Las palabras que decía hace seis décadas siguen sonando fuerte: “enorme es el escándalo de quienes ven gozar a un sector de la sociedad de todas las delicias de la vida, mientras ellos carecen de todo”. Hoy es el tiempo de hacernos cargo de la solidaridad pendiente ante las situaciones que hacen sufrir a tanta gente. Decía el Padre Hurtado: “el que no ha sufrido la pobreza, no sabe lo que es”. También hoy muchos no saben ni se imaginan lo que es ser anciano y tener que vivir con una pensión miserable; muchos que ni se imaginan los dramas cotidianos de los más de cuatro millones de chilenos que viven en la pobreza; muchos que no se imaginan lo que es ser niño en un hogar del Sename, y tantas otras situaciones. Esa es la solidaridad pendiente y… los pobres no pueden esperar…

Así mismo, el Padre Hurtado, que en su tiempo se la jugó por un nuevo modo de ser Iglesia, es un modelo y un estímulo para que los católicos enfrentemos la actual crisis eclesial con realismo y creatividad, sin posturas reactivas ni defensas nostálgicas de lo indefendible, conscientes del fracaso un modo de ser Iglesia que se manifiesta en los abusos de conciencia, de poder y sexuales.
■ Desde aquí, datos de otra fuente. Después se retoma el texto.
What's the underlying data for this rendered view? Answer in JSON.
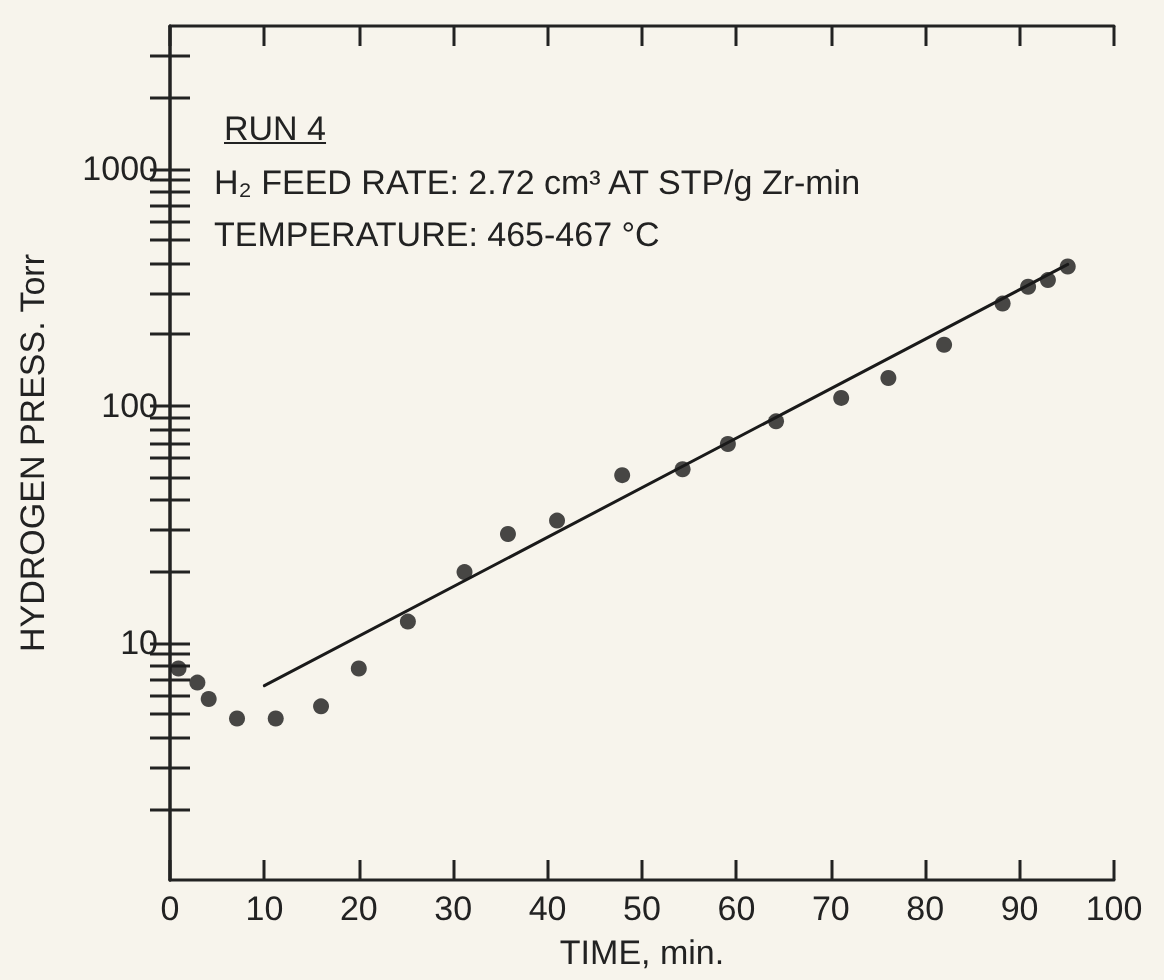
{
  "chart_data": {
    "type": "scatter",
    "xlabel": "TIME, min.",
    "ylabel": "HYDROGEN PRESS. Torr",
    "annotations": [
      "RUN 4",
      "H₂ FEED RATE: 2.72 cm³ AT STP/g Zr-min",
      "TEMPERATURE: 465-467 °C"
    ],
    "log": "y",
    "grid": false,
    "marker": "circle",
    "xlim": [
      0,
      100
    ],
    "xticks": [
      0,
      10,
      20,
      30,
      40,
      50,
      60,
      70,
      80,
      90,
      100
    ],
    "ylim": [
      1,
      4000
    ],
    "yticks": [
      {
        "value": 2,
        "label": null
      },
      {
        "value": 3,
        "label": null
      },
      {
        "value": 4,
        "label": null
      },
      {
        "value": 5,
        "label": null
      },
      {
        "value": 6,
        "label": null
      },
      {
        "value": 7,
        "label": null
      },
      {
        "value": 8,
        "label": null
      },
      {
        "value": 9,
        "label": null
      },
      10,
      {
        "value": 20,
        "label": null
      },
      {
        "value": 30,
        "label": null
      },
      {
        "value": 40,
        "label": null
      },
      {
        "value": 50,
        "label": null
      },
      {
        "value": 60,
        "label": null
      },
      {
        "value": 70,
        "label": null
      },
      {
        "value": 80,
        "label": null
      },
      {
        "value": 90,
        "label": null
      },
      100,
      {
        "value": 200,
        "label": null
      },
      {
        "value": 300,
        "label": null
      },
      {
        "value": 400,
        "label": null
      },
      {
        "value": 500,
        "label": null
      },
      {
        "value": 600,
        "label": null
      },
      {
        "value": 700,
        "label": null
      },
      {
        "value": 800,
        "label": null
      },
      {
        "value": 900,
        "label": null
      },
      1000,
      {
        "value": 2000,
        "label": null
      },
      {
        "value": 3000,
        "label": null
      }
    ],
    "series": [
      {
        "color": "#1a1a1a",
        "x": [
          0.9,
          2.9,
          4.1,
          7.1,
          11.2,
          16,
          20,
          25.2,
          31.2,
          35.8,
          41,
          47.9,
          54.3,
          59.1,
          64.2,
          71.1,
          76.1,
          82,
          88.2,
          90.9,
          93,
          95.1
        ],
        "values": [
          7.8,
          6.8,
          5.8,
          4.8,
          4.8,
          5.4,
          7.8,
          12.3,
          19.9,
          28.8,
          32.8,
          51,
          54,
          69,
          86,
          108,
          131,
          181,
          270,
          318,
          339,
          387
        ]
      },
      {
        "type": "line",
        "color": "#1a1a1a",
        "marker": "none",
        "line_style": "solid",
        "x": [
          10,
          95.1
        ],
        "values": [
          6.6,
          395
        ]
      }
    ]
  }
}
Ante la crisis se trata de hacer nuestra la pregunta del Padre Hurtado -“¿qué haría Cristo en mi lugar?”- y desde un infatigable y audaz anhelo de fidelidad al Evangelio ir caminando juntos en la búsqueda de un nuevo modo de ser Iglesia, como nos dijo el Papa Francisco “una Iglesia cada día más sinodal, más profética y esperanzadora; menos abusiva porque sabe poner a Jesús en el centro, en el hambriento, en el preso, en el inmigrante, en el abusado”.